Once everything is clear, it’s time to provide the solution. But before you start coding, a good tactic is to write down a few general steps. In this case, the first step may be to aggregate the data by the IDs in the from_user while counting the number of rows - this will give us the number of emails sent by each user. Next, we can use the rank() function to add the ranking values based on the number of emails. And the final step will be to prepare the final output by sorting the results by the number of emails and alphabetically by the user IDs.

  1. Aggregate the data by from_user while counting the number of rows
  2. Use rank() function to add ranking values based on the number of emails
  3. Sort the values by number of emails and user ID

Before we show you how this interview question may be solved, go on and give it a try in the code editor below.

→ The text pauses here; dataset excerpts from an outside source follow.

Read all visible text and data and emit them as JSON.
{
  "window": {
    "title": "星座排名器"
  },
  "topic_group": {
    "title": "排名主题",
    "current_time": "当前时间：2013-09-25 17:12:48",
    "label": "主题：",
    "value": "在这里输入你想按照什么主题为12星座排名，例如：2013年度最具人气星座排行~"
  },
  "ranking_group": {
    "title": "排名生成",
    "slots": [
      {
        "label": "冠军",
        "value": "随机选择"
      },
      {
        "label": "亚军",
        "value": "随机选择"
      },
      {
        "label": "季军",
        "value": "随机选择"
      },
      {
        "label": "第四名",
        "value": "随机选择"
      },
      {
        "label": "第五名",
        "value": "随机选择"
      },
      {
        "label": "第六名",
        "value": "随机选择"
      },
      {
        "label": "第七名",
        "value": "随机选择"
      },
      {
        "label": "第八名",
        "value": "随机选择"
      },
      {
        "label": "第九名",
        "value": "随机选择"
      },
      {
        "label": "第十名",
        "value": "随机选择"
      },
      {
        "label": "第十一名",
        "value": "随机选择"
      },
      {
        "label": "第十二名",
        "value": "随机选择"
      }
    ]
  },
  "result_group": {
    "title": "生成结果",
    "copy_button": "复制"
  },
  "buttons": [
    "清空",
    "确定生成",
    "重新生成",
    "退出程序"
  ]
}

When you are done, you can click the ‘check solution’ button to see if you have obtained the expected output. Then scroll down to continue reading and check out the suggested solution to this question in Python.

For the first step, we will start by applying a groupby function to the original dataset, google_gmail_emails. We want to aggregate by from_user so this will be the parameter of the groupby function. Let’s give this aggregated DataFrame the name ‘result’.

result = google_gmail_emails.groupby('from_user')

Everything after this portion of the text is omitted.